Neural fields have become widely used in various fields, from shape representation to neural rendering, and for solving partial differential equations (PDEs). With the advent of hybrid neural field representations like Instant NGP that leverage small MLPs and explicit representations, these models train quickly and can fit large scenes. Yet in many applications like rendering and simulation, hybrid neural fields can cause noticeable and unreasonable artifacts. This is because they do not yield accurate spatial derivatives needed for these downstream applications. In this work, we propose two ways to circumvent these challenges. Our first approach is a post hoc operator that uses local polynomial-fitting to obtain more accurate derivatives from pre-trained hybrid neural fields. Additionally, we also propose a self-supervised fine-tuning approach that refines the neural field to yield accurate derivatives directly while preserving the initial signal. We show the application of our method on rendering, collision simulation, and solving PDEs. We observe that using our approach yields more accurate derivatives, reducing artifacts and leading to more accurate simulations in downstream applications.

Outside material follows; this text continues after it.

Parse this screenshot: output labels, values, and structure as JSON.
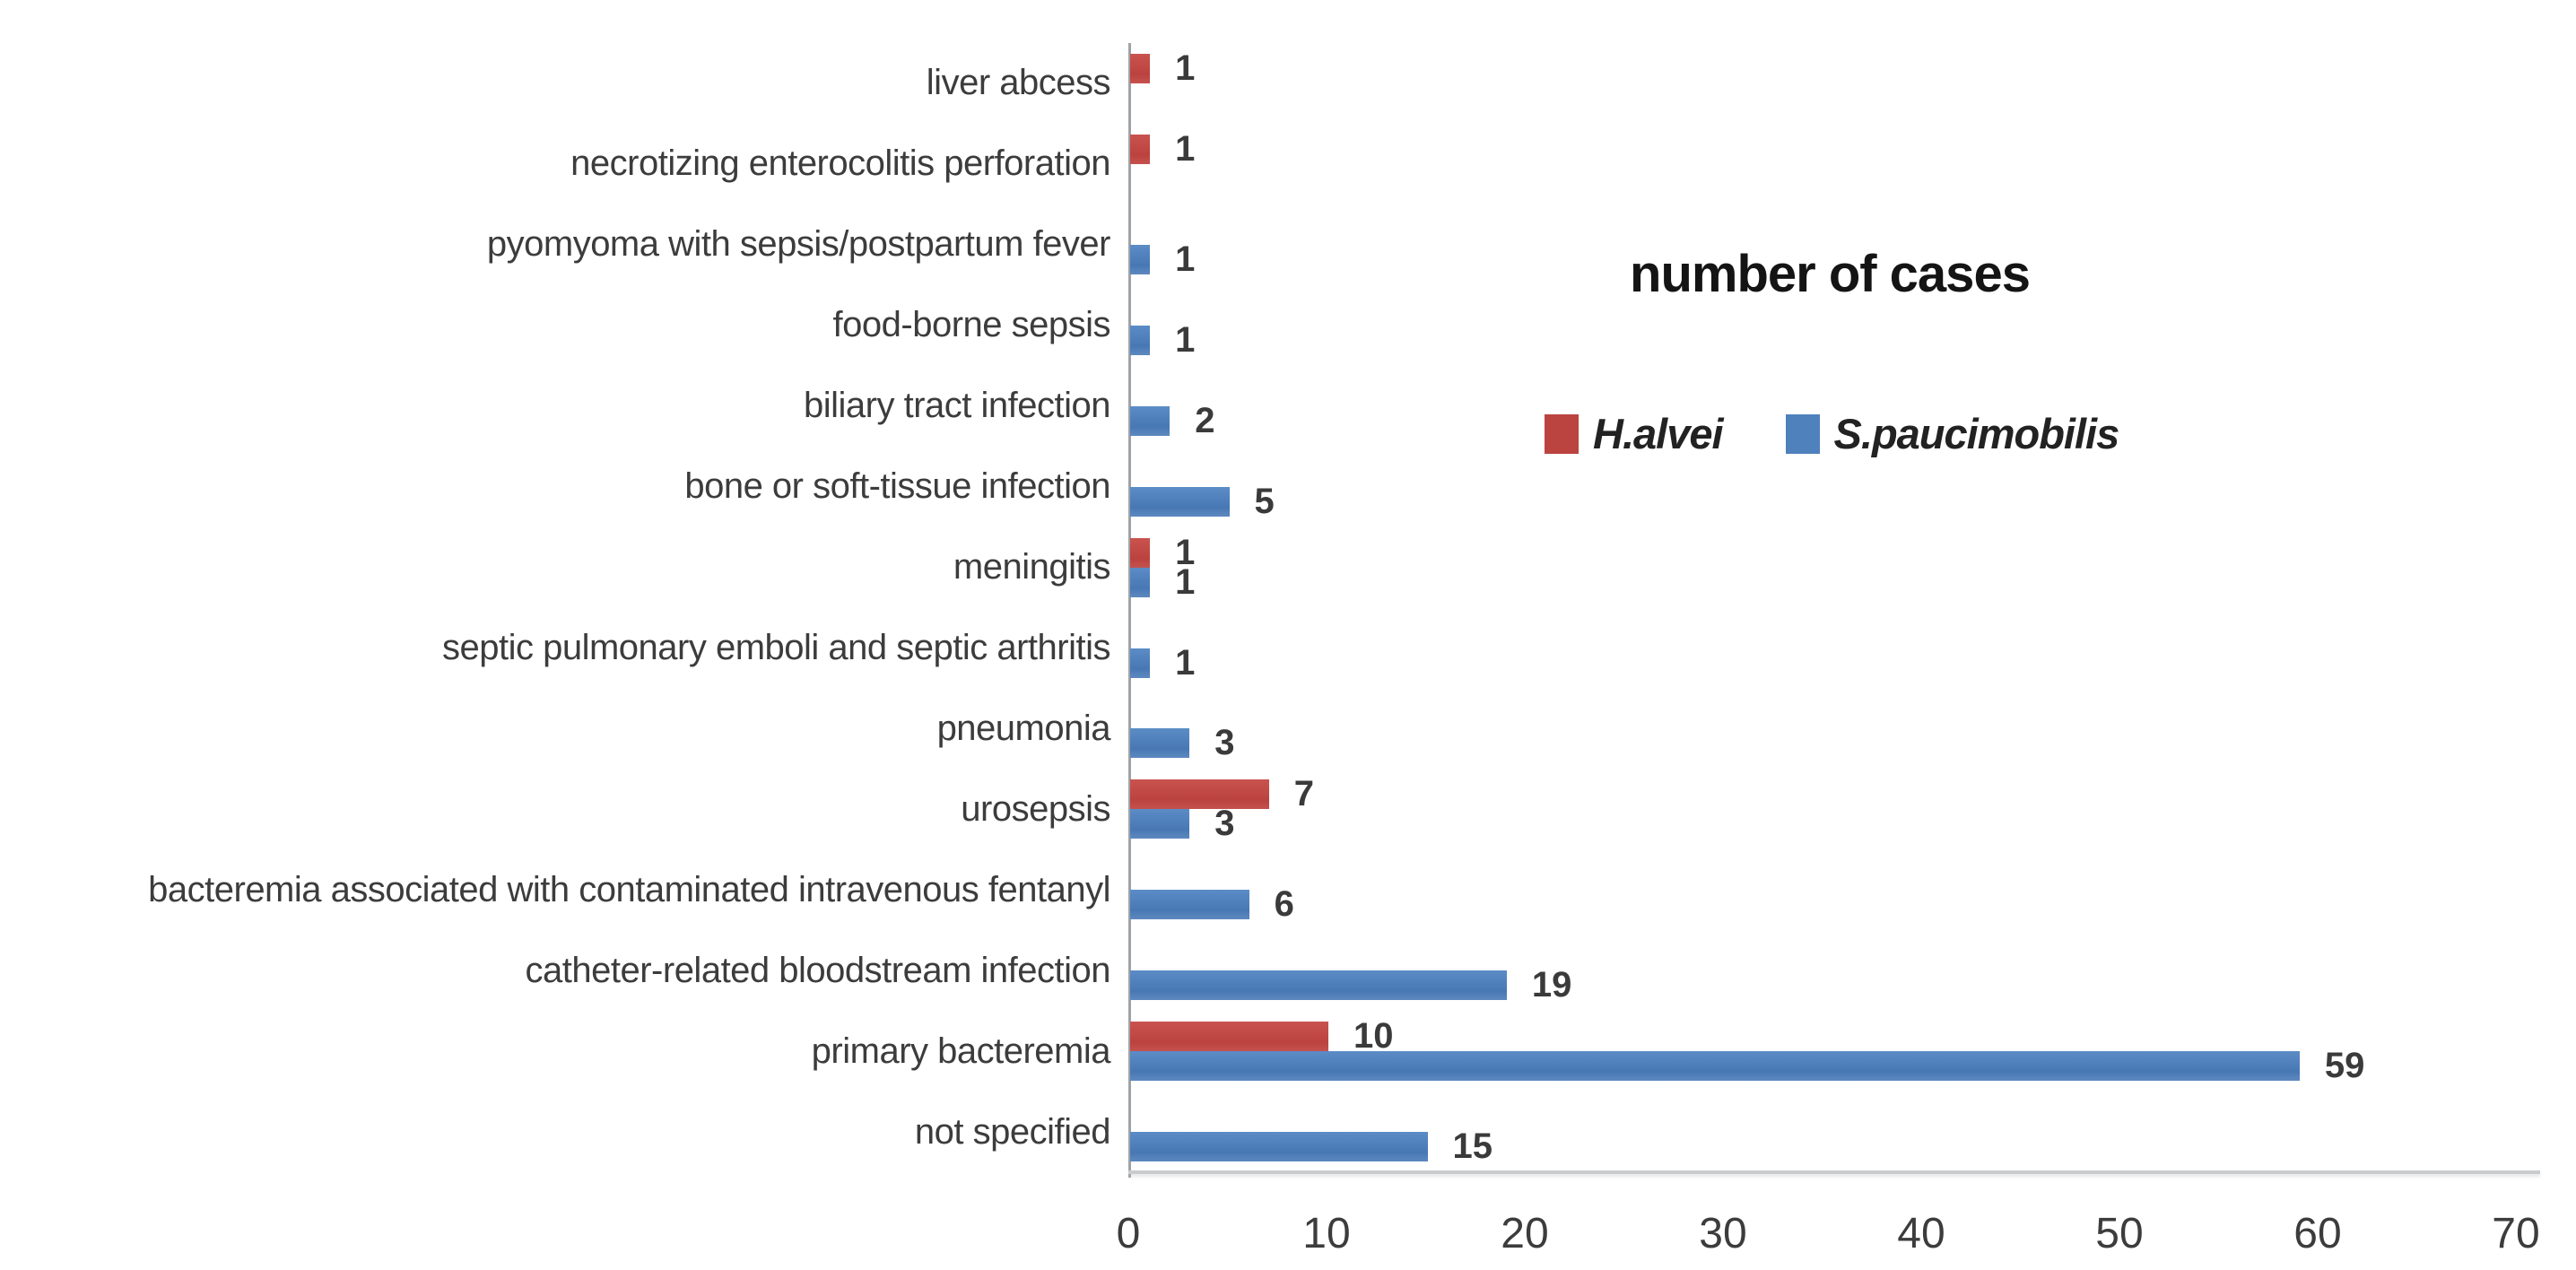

翻译：神经场已在多个领域广泛应用，从形状表示到神经渲染，以及用于求解偏微分方程（PDE）。随着如Instant NGP等利用小型MLP和显式表示的混合神经场表示的出现，这些模型训练快速且能适配大规模场景。然而在渲染和模拟等应用中，混合神经场可能会产生明显且不合理的伪影，这是因为它们无法为这些下游应用提供所需的空间导数精确值。在本文中，我们提出两种规避这些挑战的方法。第一种方法是事后算子，利用局部多项式拟合从预训练的混合神经场中获取更精确的导数。此外，我们还提出了一种自监督微调方法，在保留初始信号的同时直接优化神经场以生成精确导数。我们展示了该方法在渲染、碰撞模拟和PDE求解中的应用。结果表明，采用我们的方法可获得更精确的导数，从而减少伪影并提升下游应用的模拟准确性。